Photo Courtesy of Marie Southard Ospina
Gleichzeitig fühlt es sich wie eine gute Möglichkeit der Idee entgegenzuwirken, dass sich dicke Frauen immer und überall hyperfeminin zeigen müssen. Ich habe mich lange gefragt, ob meine Liebe für den Pin-up-Stil, Make-up und Bleistiftröcke echt ist oder ob ich sie irgendwann entwickelt habe, um mich für meinen Körper zu entschuldigen oder ihn zu rechtfertigen. Die Realität ist, übergewichtige Frauen haben oft das Gefühl, von der Gesellschaft besser behandelt zu werden, wenn wir uns “Mühe geben“. Wenn wir uns aufhübschen, uns schminken und die langen (!) Haare frisieren, denken die Leute, wir würden uns wenigstens Mühe geben. Wir bekommen dann Dinge zu hören wie „Wenigstens hast du ein schönes Gesicht“ der „Zumindest ziehst du dich gut an“. Wir werden dann als angenehmer wahrgenommen.
Nach einer Weile der Selbstbeobachtung habe ich gemerkt, mir persönlich macht es wirklich Spaß, Make-up zu benutzen. Ich liebe dieses Gefühl, gerade von einem glamourösen alten Film-Set zu kommen. Ich verbringe meine begrenzte Me-Time gern damit, meinen Körper zu schmücken und meiner Fettleibigkeit damit zu zeigen, dass sie es Wert ist, gehegt und gepflegt zu werden. Allerdings will ich das auch nicht immer machen und ich weigere mich dagegen, es immer tun zu müssen.

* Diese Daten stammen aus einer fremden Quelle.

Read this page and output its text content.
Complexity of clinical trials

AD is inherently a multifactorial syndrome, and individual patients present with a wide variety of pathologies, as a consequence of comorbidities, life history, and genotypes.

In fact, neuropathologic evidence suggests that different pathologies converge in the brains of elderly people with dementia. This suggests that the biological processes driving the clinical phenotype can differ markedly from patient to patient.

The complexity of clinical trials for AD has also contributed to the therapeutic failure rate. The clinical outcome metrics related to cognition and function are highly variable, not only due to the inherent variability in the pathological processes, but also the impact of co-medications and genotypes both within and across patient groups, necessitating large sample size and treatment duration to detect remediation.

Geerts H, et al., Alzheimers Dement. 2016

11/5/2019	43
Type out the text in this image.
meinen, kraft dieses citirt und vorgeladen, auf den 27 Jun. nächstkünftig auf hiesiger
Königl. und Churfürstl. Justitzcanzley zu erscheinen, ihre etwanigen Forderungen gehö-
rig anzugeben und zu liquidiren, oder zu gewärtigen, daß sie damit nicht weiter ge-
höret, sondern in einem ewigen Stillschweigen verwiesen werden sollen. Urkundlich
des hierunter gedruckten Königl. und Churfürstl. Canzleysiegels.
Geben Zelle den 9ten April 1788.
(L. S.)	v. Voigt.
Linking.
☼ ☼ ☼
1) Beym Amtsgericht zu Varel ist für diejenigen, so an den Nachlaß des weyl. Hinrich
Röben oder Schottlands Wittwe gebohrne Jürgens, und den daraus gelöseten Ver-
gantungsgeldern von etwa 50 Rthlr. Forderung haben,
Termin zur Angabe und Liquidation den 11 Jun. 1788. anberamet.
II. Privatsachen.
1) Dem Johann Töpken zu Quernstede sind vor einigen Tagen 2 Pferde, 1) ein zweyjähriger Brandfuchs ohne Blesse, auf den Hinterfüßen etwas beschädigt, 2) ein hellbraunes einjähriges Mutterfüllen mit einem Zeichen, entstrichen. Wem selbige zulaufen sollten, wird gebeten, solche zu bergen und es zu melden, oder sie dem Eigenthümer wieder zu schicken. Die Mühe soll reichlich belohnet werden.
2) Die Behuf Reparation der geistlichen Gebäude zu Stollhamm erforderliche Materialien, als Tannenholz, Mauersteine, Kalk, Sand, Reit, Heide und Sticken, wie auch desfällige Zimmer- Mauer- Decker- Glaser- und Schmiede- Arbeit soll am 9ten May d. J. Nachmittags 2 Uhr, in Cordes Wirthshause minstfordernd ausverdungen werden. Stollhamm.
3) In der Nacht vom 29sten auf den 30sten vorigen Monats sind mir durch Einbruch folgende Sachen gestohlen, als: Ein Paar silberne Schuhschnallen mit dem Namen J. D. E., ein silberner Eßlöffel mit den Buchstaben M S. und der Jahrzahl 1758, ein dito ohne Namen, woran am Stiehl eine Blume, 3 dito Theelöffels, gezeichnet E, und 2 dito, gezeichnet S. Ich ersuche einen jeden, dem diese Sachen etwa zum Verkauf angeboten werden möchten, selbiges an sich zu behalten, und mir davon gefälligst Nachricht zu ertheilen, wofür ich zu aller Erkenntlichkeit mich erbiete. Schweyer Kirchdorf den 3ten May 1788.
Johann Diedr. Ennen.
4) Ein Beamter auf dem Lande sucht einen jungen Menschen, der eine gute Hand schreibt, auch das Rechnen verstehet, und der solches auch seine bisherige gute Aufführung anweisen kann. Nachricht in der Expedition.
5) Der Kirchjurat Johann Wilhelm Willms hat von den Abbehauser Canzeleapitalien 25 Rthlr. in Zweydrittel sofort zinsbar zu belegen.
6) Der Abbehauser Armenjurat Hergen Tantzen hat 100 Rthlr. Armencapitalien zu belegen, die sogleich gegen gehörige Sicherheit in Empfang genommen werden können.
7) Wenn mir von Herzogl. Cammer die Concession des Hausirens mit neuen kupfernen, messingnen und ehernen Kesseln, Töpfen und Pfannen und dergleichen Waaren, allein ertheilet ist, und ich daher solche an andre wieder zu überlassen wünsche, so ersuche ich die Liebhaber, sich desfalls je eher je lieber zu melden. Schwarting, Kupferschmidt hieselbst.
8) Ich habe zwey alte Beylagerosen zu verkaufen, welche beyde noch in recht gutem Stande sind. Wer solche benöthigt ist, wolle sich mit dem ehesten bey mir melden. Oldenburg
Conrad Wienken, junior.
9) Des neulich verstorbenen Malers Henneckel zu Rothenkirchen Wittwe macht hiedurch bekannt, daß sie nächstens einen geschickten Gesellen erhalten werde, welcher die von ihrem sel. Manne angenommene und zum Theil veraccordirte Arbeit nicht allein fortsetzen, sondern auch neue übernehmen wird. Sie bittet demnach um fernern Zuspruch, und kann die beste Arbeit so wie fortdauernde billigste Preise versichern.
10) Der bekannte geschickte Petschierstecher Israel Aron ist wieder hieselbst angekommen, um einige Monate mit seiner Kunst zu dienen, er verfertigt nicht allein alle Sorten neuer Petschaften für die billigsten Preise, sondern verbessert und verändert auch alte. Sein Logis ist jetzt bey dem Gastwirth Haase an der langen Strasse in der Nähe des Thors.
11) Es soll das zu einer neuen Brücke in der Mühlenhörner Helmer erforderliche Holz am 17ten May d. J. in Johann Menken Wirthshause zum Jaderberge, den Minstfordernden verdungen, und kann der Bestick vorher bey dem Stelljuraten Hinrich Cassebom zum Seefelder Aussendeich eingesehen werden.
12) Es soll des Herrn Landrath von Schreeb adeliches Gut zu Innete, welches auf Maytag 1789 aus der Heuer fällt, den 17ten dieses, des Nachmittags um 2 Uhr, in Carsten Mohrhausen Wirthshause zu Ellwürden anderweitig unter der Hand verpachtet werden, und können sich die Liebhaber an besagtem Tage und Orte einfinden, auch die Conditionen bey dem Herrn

Manchmal will ich einfach nur einen Kartoffelsack tragen und kein oder nur wenig Make-up. Ich will mich in unförmigen, mal eben übergeworfenen Klamotten genauso wohlfühlen wie in einem schicken, schmaler geschnittenen Ensemble. Ich will mich immer wohl in meinem Körper fühlen und das Gefühl haben, Respekt zu verdienen – egal, was ich trage. Ich will in sackartigen Klamotten genauso liebevoll und freundlich behandelt werden, wie wenn ich einen Bleistiftrock und roten Lippenstift rocke.